What Actually Works for AI Coding Agents
The ETH Zurich researchers were blunt: “Unnecessary requirements from context files make tasks harder.” Their recommendation? Omit LLM-generated files entirely and limit human-written ones to “only minimal requirements”—non-discoverable details like custom tooling or unusual build commands.
Good examples: “Use pnpm, not npm” or “Run tests with pytest –no-cov.” Bad examples: “This project uses React with TypeScript” (obvious from package.json) or “Follow clean code principles” (vague and unactionable).
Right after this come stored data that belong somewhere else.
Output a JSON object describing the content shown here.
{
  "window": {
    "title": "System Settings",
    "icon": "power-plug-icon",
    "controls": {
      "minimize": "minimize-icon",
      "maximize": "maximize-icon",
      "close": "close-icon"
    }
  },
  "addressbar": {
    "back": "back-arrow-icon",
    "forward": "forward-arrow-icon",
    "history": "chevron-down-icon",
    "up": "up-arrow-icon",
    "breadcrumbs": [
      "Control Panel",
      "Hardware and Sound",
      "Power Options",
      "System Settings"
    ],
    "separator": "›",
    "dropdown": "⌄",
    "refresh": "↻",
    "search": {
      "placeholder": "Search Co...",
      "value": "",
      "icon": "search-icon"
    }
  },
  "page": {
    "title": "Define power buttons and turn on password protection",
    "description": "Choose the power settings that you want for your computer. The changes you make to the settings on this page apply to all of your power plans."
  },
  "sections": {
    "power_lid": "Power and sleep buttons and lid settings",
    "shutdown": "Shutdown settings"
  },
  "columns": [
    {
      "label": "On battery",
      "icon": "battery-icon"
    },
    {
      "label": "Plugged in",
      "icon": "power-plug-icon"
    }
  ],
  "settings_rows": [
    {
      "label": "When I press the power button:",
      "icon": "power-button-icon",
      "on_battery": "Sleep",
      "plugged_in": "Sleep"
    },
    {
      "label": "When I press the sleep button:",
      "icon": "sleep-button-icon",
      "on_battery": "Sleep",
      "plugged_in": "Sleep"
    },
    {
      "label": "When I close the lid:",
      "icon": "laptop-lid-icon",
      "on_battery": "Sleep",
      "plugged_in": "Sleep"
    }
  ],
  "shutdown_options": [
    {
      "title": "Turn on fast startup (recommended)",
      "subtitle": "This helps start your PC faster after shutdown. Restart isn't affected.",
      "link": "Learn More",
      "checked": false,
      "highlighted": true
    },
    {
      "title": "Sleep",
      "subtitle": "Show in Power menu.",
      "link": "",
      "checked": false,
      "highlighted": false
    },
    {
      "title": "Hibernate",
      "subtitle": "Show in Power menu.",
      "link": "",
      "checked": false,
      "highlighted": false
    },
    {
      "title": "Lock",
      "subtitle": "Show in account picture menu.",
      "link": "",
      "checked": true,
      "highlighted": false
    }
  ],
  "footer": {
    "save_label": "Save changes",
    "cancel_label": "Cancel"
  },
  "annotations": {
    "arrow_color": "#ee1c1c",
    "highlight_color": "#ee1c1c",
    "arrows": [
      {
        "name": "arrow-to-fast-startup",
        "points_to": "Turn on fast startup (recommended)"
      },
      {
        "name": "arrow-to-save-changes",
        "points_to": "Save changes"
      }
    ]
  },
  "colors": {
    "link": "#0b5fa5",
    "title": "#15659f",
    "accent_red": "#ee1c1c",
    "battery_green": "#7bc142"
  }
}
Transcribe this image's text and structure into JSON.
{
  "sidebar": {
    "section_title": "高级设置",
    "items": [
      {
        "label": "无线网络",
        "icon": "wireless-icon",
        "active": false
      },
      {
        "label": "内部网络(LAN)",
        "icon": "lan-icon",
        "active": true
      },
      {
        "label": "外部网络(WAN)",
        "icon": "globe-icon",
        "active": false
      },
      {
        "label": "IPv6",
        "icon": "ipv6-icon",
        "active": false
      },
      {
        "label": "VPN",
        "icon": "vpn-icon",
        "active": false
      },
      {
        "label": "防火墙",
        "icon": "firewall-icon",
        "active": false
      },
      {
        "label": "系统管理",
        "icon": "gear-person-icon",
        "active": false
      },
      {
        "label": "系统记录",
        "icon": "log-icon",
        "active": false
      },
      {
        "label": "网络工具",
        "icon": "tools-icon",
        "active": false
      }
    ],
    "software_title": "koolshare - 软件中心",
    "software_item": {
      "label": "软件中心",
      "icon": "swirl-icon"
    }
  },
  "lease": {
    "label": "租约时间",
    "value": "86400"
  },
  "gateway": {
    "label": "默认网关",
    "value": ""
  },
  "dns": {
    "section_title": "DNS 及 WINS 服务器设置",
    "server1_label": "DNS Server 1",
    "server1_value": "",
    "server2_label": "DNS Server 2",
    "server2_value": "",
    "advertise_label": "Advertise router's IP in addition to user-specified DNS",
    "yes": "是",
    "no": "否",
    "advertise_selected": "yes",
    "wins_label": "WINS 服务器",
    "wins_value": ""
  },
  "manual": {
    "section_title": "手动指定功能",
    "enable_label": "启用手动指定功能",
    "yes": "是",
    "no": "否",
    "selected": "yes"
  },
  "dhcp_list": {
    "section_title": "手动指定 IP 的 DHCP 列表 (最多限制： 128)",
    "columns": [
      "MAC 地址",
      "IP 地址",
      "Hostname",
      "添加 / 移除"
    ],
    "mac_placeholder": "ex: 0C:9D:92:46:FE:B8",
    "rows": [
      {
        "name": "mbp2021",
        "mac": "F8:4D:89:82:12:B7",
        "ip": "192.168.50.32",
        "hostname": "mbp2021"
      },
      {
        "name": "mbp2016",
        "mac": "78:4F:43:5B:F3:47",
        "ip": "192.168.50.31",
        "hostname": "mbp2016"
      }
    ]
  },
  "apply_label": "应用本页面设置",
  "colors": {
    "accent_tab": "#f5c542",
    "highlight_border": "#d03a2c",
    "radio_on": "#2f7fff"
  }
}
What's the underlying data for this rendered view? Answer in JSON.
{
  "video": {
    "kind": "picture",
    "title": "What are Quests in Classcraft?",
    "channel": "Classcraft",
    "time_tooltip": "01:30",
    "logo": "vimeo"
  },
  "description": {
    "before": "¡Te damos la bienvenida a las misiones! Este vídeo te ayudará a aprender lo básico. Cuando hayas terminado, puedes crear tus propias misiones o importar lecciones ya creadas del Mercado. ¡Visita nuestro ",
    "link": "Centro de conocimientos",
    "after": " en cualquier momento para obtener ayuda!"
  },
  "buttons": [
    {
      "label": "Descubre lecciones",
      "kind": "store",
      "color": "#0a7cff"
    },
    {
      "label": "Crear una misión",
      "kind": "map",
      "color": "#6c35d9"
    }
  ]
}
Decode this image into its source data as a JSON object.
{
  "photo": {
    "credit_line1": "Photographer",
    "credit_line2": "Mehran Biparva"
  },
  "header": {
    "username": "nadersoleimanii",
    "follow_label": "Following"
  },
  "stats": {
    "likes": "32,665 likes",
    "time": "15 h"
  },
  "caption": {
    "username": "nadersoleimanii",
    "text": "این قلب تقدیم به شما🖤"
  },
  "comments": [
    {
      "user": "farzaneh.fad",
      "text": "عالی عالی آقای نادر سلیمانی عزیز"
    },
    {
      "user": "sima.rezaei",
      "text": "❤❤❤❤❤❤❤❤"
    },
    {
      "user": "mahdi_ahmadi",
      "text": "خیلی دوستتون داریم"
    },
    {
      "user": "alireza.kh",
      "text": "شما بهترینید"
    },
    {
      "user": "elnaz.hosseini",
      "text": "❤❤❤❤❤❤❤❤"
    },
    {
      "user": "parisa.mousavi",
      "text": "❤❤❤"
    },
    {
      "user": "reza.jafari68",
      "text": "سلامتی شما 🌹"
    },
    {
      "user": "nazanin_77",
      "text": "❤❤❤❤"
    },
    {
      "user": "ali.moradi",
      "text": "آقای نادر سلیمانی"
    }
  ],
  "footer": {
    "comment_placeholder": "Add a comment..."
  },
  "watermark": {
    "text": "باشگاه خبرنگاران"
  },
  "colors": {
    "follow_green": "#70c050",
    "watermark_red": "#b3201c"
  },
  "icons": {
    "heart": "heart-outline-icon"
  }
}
Some developers are going further. On Hacker News, one engineer described replacing AGENTS.md entirely with programmatic enforcement—TypeScript AST validation, pre-commit hooks, deterministic linters. The reason? “Even explicit instructions are routinely ignored.” If agents don’t reliably follow markdown guidance and the guidance hurts anyway, why not enforce rules through code?
The Industry Moved Too Fast
This isn’t the first time the AI industry promoted a practice based on assumptions rather than data. Context helps humans, so it must help AI agents, right? Except nobody tested that at scale before declaring it best practice. Vendors rushed guidance out, developers trusted it, and costs ballooned.
The ETH Zurich study is part of a necessary correction phase. As AI coding tools mature, we’re learning what actually works versus what sounds right. Sometimes the answer is less—fewer tokens, less context, less complexity. The agents are already good at exploration. Over-specifying their work creates problems that didn’t exist.
Question the Guidance
If you’re using AGENTS.md files, delete the LLM-generated ones. Pare human-written files down to the absolute minimum—specific tooling only. Consider programmatic enforcement for anything that matters. And next time a vendor recommends a best practice, ask whether they tested it rigorously or assumed it would work.
The data is clear. Context files cost more, deliver less, and represent the opposite of what the industry told us. Trust the research, not the sales pitch.